Next month, in fact, the Law and Justice Interim Committee is meeting to discuss Bullock’s initiative along with the model program in South Dakota. There’s attachments at that link that the legislators will be discussing.
Has the legislature…has the state… ever seriously tried to address the issue? Well….it’s 2010, and when I read stories like this I can’t help but shake my head to realize just how very little we’ve come from the days of the Anaconda Copper Kings and their influence in Helena.
In this case (if you clicked that last link), we’ve got state government writing legislation for the benefit of the body corporate….
But such is the state of Montana. For now. But unlike the cynics that inspired this post, this cynic thinks that the legislature is not going to get away with skulking out some pro-alcohol vote on the floor. Not in 2011.
The entire state will be watching.
April 1, 2010 at 7:35 am
It is pervasive and across all walks of life. I was disappointed with all the latest DUI news that a major political group in town would still meet at the bar on Monday nights. I don’t want to fight about it , just sayin’ I was disappointed.
April 1, 2010 at 8:45 am
Just because you meet in a bar doesn’t mean you have to drink and drive. I’ve been to that meeting numerous times, some people drink and many do not. It isn’t the bar that is the problem. It’s impaired judgment when drinking that has you thinking its alright to drive. If you’re going to drink and be out, have a designated driver, hire a taxi, take a bus. Just don’t get behind the wheel of a car, or even a bike.
April 1, 2010 at 9:58 am
Special license plates with a sticker for every offense would at least help others identify, and avoid, high risk cars and drivers.

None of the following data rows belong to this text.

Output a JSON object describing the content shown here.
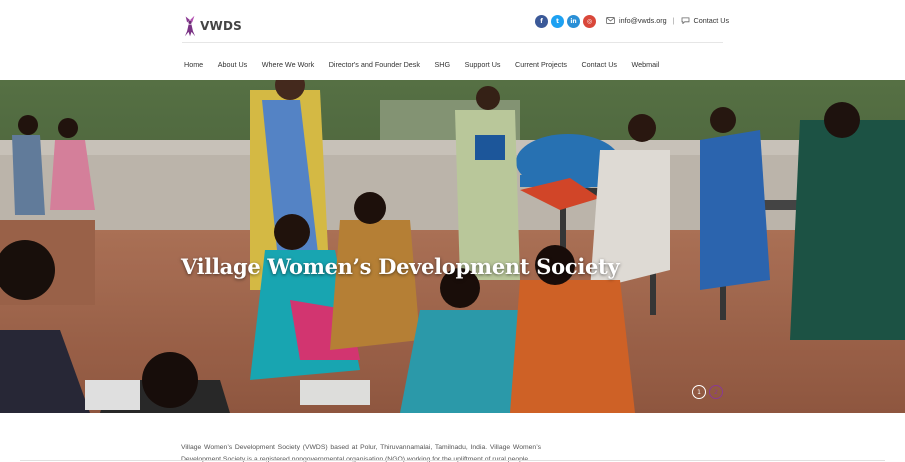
{
  "header": {
    "logo_text": "VWDS",
    "socials": [
      {
        "icon": "facebook-icon",
        "glyph": "f",
        "color": "#3b5998"
      },
      {
        "icon": "twitter-icon",
        "glyph": "t",
        "color": "#1da1f2"
      },
      {
        "icon": "linkedin-icon",
        "glyph": "in",
        "color": "#2a8fd6"
      },
      {
        "icon": "instagram-icon",
        "glyph": "◎",
        "color": "#d9473a"
      }
    ],
    "email": "info@vwds.org",
    "contact_label": "Contact Us",
    "separator": "|"
  },
  "nav": {
    "items": [
      "Home",
      "About Us",
      "Where We Work",
      "Director's and Founder Desk",
      "SHG",
      "Support Us",
      "Current Projects",
      "Contact Us",
      "Webmail"
    ]
  },
  "hero": {
    "title": "Village Women’s Development Society",
    "slides": [
      "1",
      "2"
    ],
    "active_slide": 1
  },
  "intro": {
    "text": "Village Women’s Development Society (VWDS) based at Polur, Thiruvannamalai, Tamilnadu, India. Village Women’s Development Society is a registered nongovernmental organisation (NGO) working for the upliftment of rural people"
  },
  "colors": {
    "brand_purple": "#8a3a92",
    "text": "#333333"
  }
}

Cars on milk crates at a KOA (water, sewer and fire pits provided) for drunk drivers might save tons of money and separate a higher percentage of drunks from their moving vehicles. Live in your car, drink all you want, come and go as you please, only on foot. Party until whatever got you there no longer rules your life. Inhumane? “Cruel and Unusual?” Or, better than what’s not working now?
April 5, 2010 at 1:14 pm
i agree special license paltes may help. But the problem has to be stopped before the drunk gets behind the wheel. Every death or injury associated with a drunk driver is a crime.